Pub Date: Jan. 1st, 1996
ISBN: 0-385-31249-0
Publisher: Delta

Supertaut storytelling, after a dandy start, wanders off into pat implications of psychological trauma as the explanation for life's evils. Sometime horror writer Engstrom (Nightmare Flower, 1992, etc.) opts this time out for suspense and makes an avidly Hitchcockian discovery in the process—that miles of narrative can by gained in claustrophobic settings. The three female leads here—Elsie, Rebecca, and Tulie, all coeds at the University of Oregon—and the three male—Buck, Niles, and Songster, hobo neighbors and coworkers on the same housepainting crew—spend most of their time in cars.

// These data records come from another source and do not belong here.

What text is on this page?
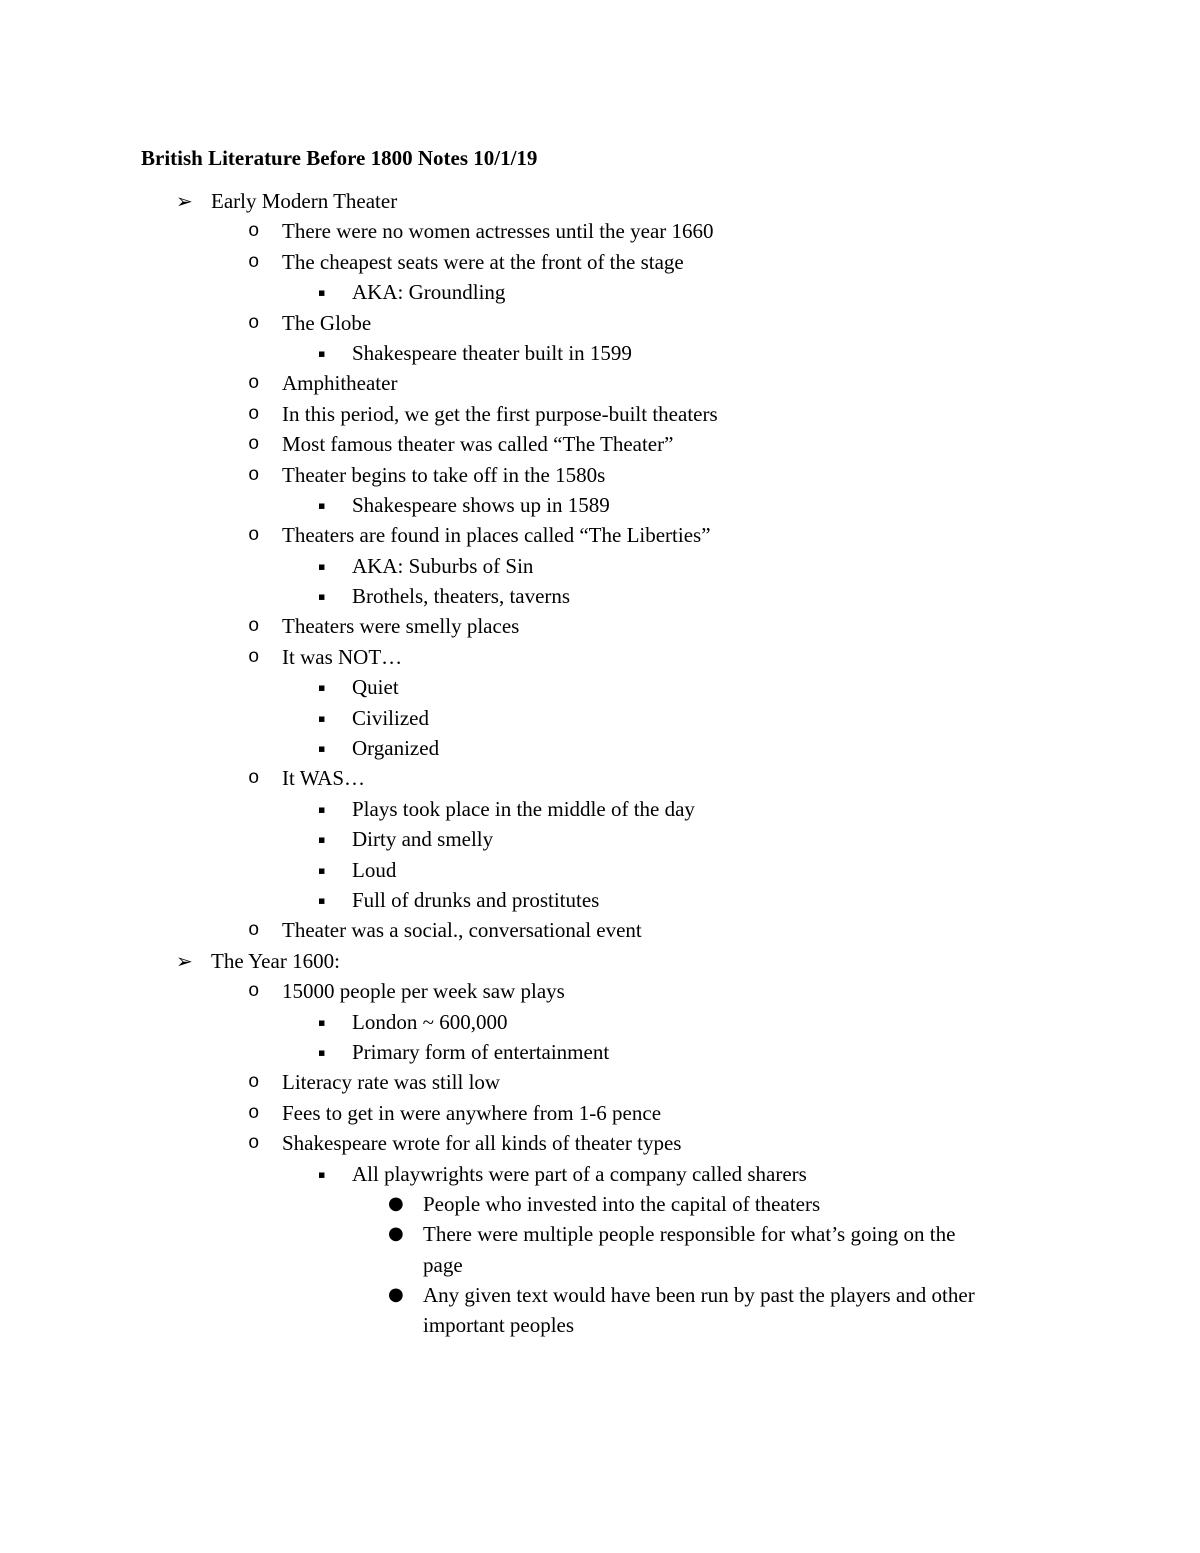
British Literature Before 1800 Notes 10/1/19
➢ Early Modern Theater
o There were no women actresses until the year 1660
o The cheapest seats were at the front of the stage
▪ AKA: Groundling
o The Globe
▪ Shakespeare theater built in 1599
o Amphitheater
o In this period, we get the first purpose-built theaters
o Most famous theater was called “The Theater”
o Theater begins to take off in the 1580s
▪ Shakespeare shows up in 1589
o Theaters are found in places called “The Liberties”
▪ AKA: Suburbs of Sin
▪ Brothels, theaters, taverns
o Theaters were smelly places
o It was NOT…
▪ Quiet
▪ Civilized
▪ Organized
o It WAS…
▪ Plays took place in the middle of the day
▪ Dirty and smelly
▪ Loud
▪ Full of drunks and prostitutes
o Theater was a social., conversational event
➢ The Year 1600:
o 15000 people per week saw plays
▪ London ~ 600,000
▪ Primary form of entertainment
o Literacy rate was still low
o Fees to get in were anywhere from 1-6 pence
o Shakespeare wrote for all kinds of theater types
▪ All playwrights were part of a company called sharers
● People who invested into the capital of theaters
● There were multiple people responsible for what’s going on the
page
● Any given text would have been run by past the players and other
important peoples
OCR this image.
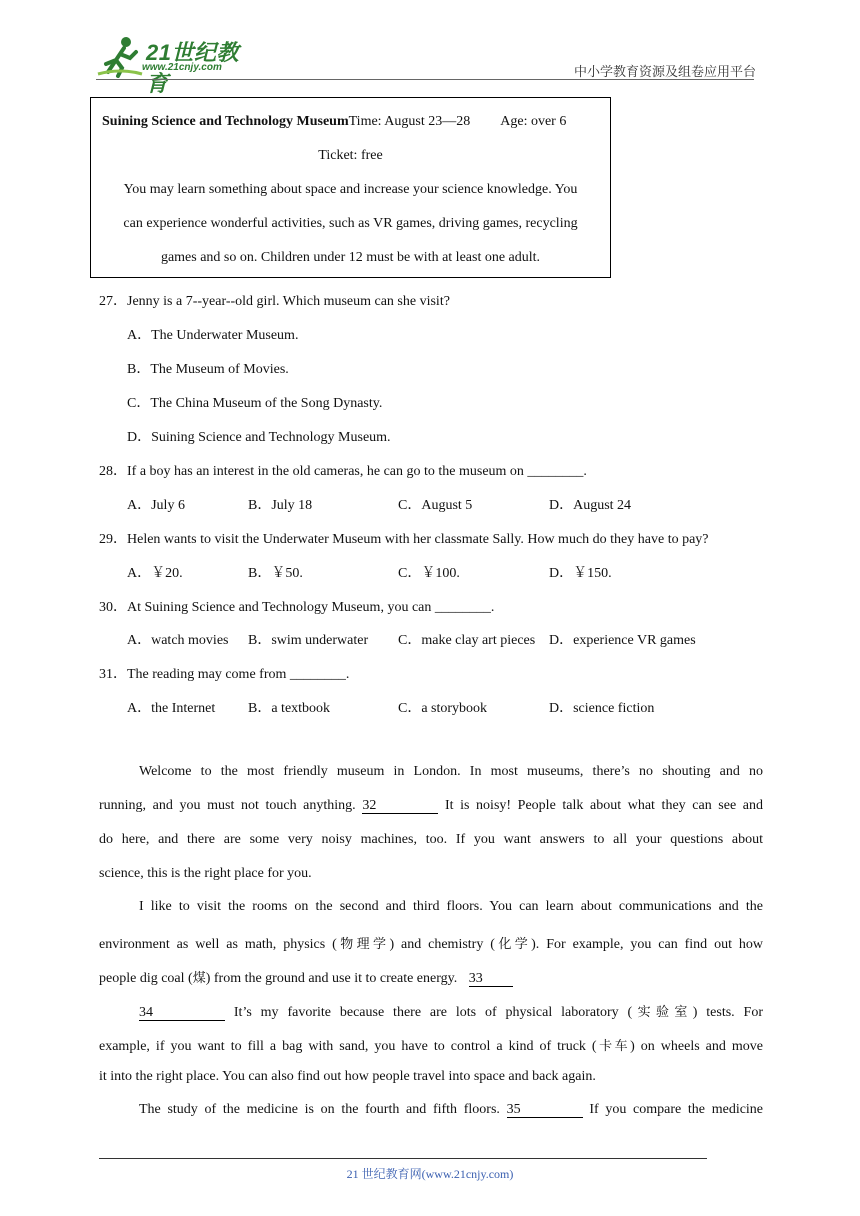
21世纪教育
www.21cnjy.com	中小学教育资源及组卷应用平台
Suining Science and Technology MuseumTime: August 23—28 Age: over 6
Ticket: free
You may learn something about space and increase your science knowledge. You
can experience wonderful activities, such as VR games, driving games, recycling
games and so on. Children under 12 must be with at least one adult.
27．Jenny is a 7--year--old girl. Which museum can she visit?
A．The Underwater Museum.
B．The Museum of Movies.
C．The China Museum of the Song Dynasty.
D．Suining Science and Technology Museum.
28．If a boy has an interest in the old cameras, he can go to the museum on ________.
A．July 6	B．July 18	C．August 5	D．August 24
29．Helen wants to visit the Underwater Museum with her classmate Sally. How much do they have to pay?
A．￥20.	B．￥50.	C．￥100.	D．￥150.
30．At Suining Science and Technology Museum, you can ________.
A．watch movies B．swim underwater C．make clay art pieces D．experience VR games
31．The reading may come from ________.
A．the Internet B．a textbook	C．a storybook	D．science fiction
Welcome to the most friendly museum in London. In most museums, there’s no shouting and no
running, and you must not touch anything. 32	It is noisy! People talk about what they can see and
do here, and there are some very noisy machines, too. If you want answers to all your questions about
science, this is the right place for you.
I like to visit the rooms on the second and third floors. You can learn about communications and the
environment as well as math, physics (物理学) and chemistry (化学). For example, you can find out how
people dig coal (煤) from the ground and use it to create energy. 33
34	It’s my favorite because there are lots of physical laboratory (实验室) tests. For
example, if you want to fill a bag with sand, you have to control a kind of truck (卡车) on wheels and move
it into the right place. You can also find out how people travel into space and back again.
The study of the medicine is on the fourth and fifth floors. 35	If you compare the medicine
21 世纪教育网(www.21cnjy.com)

Elsie's bright idea is to get the girls dolled up in strumpety garb and descend on a cowboy bar, there to garner some extra cash with their feminine wiles. Rebecca, a Mormon, goes right along; but out of frustration Tulie, a recovering lesbian, abandons her two friends when Elsie's Camero stalls in a snowstorm. Enter the three stooges, who've decided to go camping in Buck's station wagon. Elsie and Rebecca continue on to the bar, while Tulie, in an effort to prove she's not a dyke, winds up staying with the hobo trio, even having tequila-soaked sex with the psychotic Songster. Things will get increasingly harrowing in Buck's car (the consensus is that the Songster killed a woman and disposed of her body) as Elsie, at the bar, unsuccessfully practices the world's oldest profession and Rebecca connects with a pimply cowhand—it's with him and his burly, rapist friend that Elsie and Rebecca end up. When Elsie shoots her assailant dead, the two girls flee back over the mountain, where they find Tulie in the throes of a violent struggle to keep three men from killing her before they kill each other. Lacing her story with retrospective vignettes of broken families and poor-as-dirt poverty, Engstrom tries to keep things swift and scary, but, even given the psychosocial background, none of the final tragedy really seems earned.